The La Amistad International Park, or in Spanish Parque Internacional La Amistad, formerly the La Amistad National Park, is a transboundary protected area in Latin America, management of which is shared between Costa Rica (Caribbean La Amistad and Pacific La Amistad Conservation Areas) and Panama, following a recommendation by UNESCO after the park's inclusion in the World Heritage Site list in 1983.[1] The park and surrounding biosphere reserve is one of the most outstanding conservation areas in Central America, preserving a major tract of tropical forest wilderness.[1] It is world-renowned for its extraordinary biodiversity and endemism.[1]
Geography
La Amistad International Park is equally split between Costa Rica and Panama, as part of the former La Amistad Reserves. The park protects a large part of the Cordillera de Talamanca mountain range, including the highest point in Costa Rica, Cerro Chirripó. It covers 401,000 ha of tropical forest and is the largest nature reserve in Central America; together with a 15 km buffer zone, it represents a major biodiversity resource at a regional (ca 20% of the region's species diversity) and global level. This is recognized in its strategic position in the Mesoamerican Biological Corridor and its designation as a UNESCO World Heritage Site. Its cross-frontier position gives it unique potential to improve bioregional planning. The park's buffer zone includes coffee and beef producers and indigenous subsistence farmers. Three indigenous tribes – the Naso, Bribri, and Ngöbe-Buglé – also live within the park. These indigenous groups live in small, traditional villages.
Biodiversity
Unique in Central America, La Amistad International Park displays signs of Quaternary glaciation. The repeated glaciations and topographic isolation has led to extraordinary habitat diversity within the park, favoring high rates of biodiversity and speciation.[1] More than 10,000 flowering plants have been described within the park, along with 215 mammal species, roughly 250 reptiles and amphibian species, and 115 species of freshwater fish.[1]
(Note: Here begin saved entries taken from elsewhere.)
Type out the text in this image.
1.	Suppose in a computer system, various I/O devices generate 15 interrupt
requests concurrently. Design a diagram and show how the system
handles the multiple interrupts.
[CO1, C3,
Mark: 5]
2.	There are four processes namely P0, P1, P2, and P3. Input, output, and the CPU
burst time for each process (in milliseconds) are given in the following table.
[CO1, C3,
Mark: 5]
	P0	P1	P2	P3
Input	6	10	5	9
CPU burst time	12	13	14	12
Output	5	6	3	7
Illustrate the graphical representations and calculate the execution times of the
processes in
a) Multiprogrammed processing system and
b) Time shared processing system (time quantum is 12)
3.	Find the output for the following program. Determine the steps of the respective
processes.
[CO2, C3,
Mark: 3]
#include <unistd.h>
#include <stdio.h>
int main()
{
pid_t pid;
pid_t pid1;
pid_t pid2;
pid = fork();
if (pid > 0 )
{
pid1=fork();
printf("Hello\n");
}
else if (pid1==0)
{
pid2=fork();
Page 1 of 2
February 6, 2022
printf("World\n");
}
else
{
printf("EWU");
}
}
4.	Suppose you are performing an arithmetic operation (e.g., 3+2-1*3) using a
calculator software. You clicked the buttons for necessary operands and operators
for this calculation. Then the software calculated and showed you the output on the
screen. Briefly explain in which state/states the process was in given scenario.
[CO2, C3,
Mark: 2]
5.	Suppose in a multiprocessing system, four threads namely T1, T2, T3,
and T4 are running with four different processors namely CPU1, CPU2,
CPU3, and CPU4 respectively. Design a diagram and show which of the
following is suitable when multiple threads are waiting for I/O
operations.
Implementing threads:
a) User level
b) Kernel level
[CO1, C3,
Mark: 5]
As a consequence of the difficulty of the terrain, the park is relatively unexplored and the only substantial scientific explorations deep into the park have been led by the Natural History Museum London, INBio and the University of Panama in the last 6 years (2003–2008).[citation needed] In 2006 the UK's Darwin Initiative funded a three-year collaborative project led by the Natural History Museum, London, INBio (Costa Rica) and ANAM (Panama). The aim of the Initiative was to generate baseline biodiversity information for the park and a map of the biodiversity. This involved a series of seven multi-disciplinary and international expeditions to remote parts of La Amistad during which over 7,500 plant, 17,000 beetle and 380 herpetological collections were made and deposited in the national collections of Costa Rica and Panama. These expeditions also led to the discovery of 12 plant species, one dung beetle species, 15 amphibian and three reptile species new to science.